My employer has over a thousand servers (running SQL Server 2005 x64 and a couple of other apps) all across the country. And in my opinion they are all massively underpowered for what they need to do.
Specifically, I feel that the servers simply do not have enough RAM for the amount of volume the machines are asked to do. All the servers currently have 6GB of RAM. The users are pretty much always complaining about performance (mostly because, immo, the server dips into the paging file quite often).
I finally convinced the powers that be to at least try out a memory upgrade on one box and see the results. However, they want before and after metrics, so that they can see that the expense will be justified.
My question is what metrics should I collect to see whether the performance truly improves on the box? I am a dev, so I am not sure how and what to collect (i have a passing knowledge of Perfmon).
EDIT: I guess I am looking for specific counters to test for.
I would recommend that you do load tests on the box before and after the memory upgrade via the application. Simulate the load the causes that degradation in performance from the user perspective, and then show the improvements after the memory upgrade (Something like jmeter could do this on a webapp). If you can't do it with the load testing of the application, maybe you can simulate the queries.
Then while doing this, you can also run the counters Farseeker recommends. The reason I think you should do it via the front end is that these are business people, and they probably won't get the whole pagefile explanation or query times etc. They should however understand application response time, since that it what everyone is looking to improve.
However, if the tests cost more than the memory itself (making the test plans, setting up servers to generate the load, etc), maybe you should just ask them to trust your judgment, or do the best tests you can.
Checking if you need a memory upgrade is usually pretty simple. Some
perfmon
counters will tell you how many times the OS is dipping into the page file, as well as memory utilisation, pages, etc. Also, as it's SQL Server, you can also use the profiler to see how many disk reads are being done for certain queries. If the memory utilisation is anything < 90% then the SQL server is not configured optimally. Don't use the task manager for this, as it's "free" memory column includes the amount allocated to prefetch.You need to be able to convince them (and yourself) that this is nessesary through these metrics before you even bother doing before/after tests. The before/after tests usually just back up your original proof. And if your metrics don't suggest you need more RAM then this saves the egg on your face.
However, for before/after queries, I would take a commonly used query (not too simple, something real-life), throw it into the SQL Management Studio, turn on Execution Plan (so you can make sure it's running the same plan each time, and thus you're getting valid results), and time how long they take.
It may also be worth gathering some perfmon stats for page rates, disk queues etc.
If you do go ahead with the upgrade, remember that not all RAM is produced perfectly. Even ECC ram can be produced with defects, although serious defects will be rarer. If possible, do an initial verification of the memory using something like Memtest86+ before installing it in the servers. Even better if you can run the same test after installation, but that means more downtime.
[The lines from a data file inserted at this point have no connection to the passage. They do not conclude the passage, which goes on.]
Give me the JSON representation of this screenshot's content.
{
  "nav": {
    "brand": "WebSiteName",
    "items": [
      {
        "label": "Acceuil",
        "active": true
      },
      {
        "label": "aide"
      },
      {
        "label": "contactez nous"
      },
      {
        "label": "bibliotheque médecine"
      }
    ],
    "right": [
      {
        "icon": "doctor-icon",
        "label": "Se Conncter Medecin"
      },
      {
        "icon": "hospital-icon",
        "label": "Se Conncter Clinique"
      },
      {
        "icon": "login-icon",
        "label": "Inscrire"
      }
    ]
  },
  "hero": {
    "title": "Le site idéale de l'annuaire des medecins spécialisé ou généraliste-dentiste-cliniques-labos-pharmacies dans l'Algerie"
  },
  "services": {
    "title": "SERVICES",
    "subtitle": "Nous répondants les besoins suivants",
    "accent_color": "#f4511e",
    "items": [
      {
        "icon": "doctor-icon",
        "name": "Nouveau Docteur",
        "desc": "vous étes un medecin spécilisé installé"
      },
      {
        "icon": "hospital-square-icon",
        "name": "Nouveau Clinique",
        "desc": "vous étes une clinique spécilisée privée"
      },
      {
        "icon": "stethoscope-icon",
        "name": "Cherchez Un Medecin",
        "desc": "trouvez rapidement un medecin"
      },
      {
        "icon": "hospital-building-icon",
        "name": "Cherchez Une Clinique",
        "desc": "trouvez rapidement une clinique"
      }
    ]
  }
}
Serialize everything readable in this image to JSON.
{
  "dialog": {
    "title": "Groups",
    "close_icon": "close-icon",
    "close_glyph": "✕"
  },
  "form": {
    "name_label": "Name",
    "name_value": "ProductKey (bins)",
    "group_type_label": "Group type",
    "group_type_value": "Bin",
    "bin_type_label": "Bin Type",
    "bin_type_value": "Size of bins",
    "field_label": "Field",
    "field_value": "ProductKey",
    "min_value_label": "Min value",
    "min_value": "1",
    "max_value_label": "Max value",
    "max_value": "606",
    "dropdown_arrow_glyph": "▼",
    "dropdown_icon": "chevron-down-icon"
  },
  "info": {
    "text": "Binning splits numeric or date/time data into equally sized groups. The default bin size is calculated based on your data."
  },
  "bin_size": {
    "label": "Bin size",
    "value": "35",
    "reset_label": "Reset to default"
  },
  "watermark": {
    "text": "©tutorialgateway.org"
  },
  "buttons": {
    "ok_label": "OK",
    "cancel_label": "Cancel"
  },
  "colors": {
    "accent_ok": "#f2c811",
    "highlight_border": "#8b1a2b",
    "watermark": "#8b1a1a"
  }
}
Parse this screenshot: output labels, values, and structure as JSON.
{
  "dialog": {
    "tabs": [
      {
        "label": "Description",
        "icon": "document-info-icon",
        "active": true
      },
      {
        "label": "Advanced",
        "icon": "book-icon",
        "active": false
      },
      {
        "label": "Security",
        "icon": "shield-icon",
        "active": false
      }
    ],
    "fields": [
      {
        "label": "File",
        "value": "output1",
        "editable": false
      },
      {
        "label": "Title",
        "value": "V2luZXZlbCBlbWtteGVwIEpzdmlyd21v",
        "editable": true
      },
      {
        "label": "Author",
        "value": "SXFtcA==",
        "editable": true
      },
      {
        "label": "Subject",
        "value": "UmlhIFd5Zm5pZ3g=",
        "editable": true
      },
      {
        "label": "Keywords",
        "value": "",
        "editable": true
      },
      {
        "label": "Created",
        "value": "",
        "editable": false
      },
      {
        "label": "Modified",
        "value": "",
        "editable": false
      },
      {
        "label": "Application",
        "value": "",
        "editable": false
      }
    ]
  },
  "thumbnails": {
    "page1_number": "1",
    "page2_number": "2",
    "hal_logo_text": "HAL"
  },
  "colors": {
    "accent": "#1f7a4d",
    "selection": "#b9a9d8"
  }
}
Your client won't be happy if your "upgrade" leads to unstable servers.
Performance monitor counters are all well and good but they don't always tell the whole story. I think you also need to measure this in terms of changes to user perception of app performance.
Do you have a "SLA" that defines acceptable performance for this app in certain tasks/scenarios (and if not why not?).
Either you will see a "real terms" improvement in responsiveness of the app that leads to a quantifiable drop in performance complaints, and/or the app doing a better job of meeting its SLA requirements or you won't.
Have the services been "tuned" correctly for the system? Could it be that the SQL process is using a lot of memory, as it likes to do, and hasn't had a limit defined on what it can use and this is impacting performance for other components outside of the SQL based part of the app?
Have you established that this isn't a disk or network bottleneck?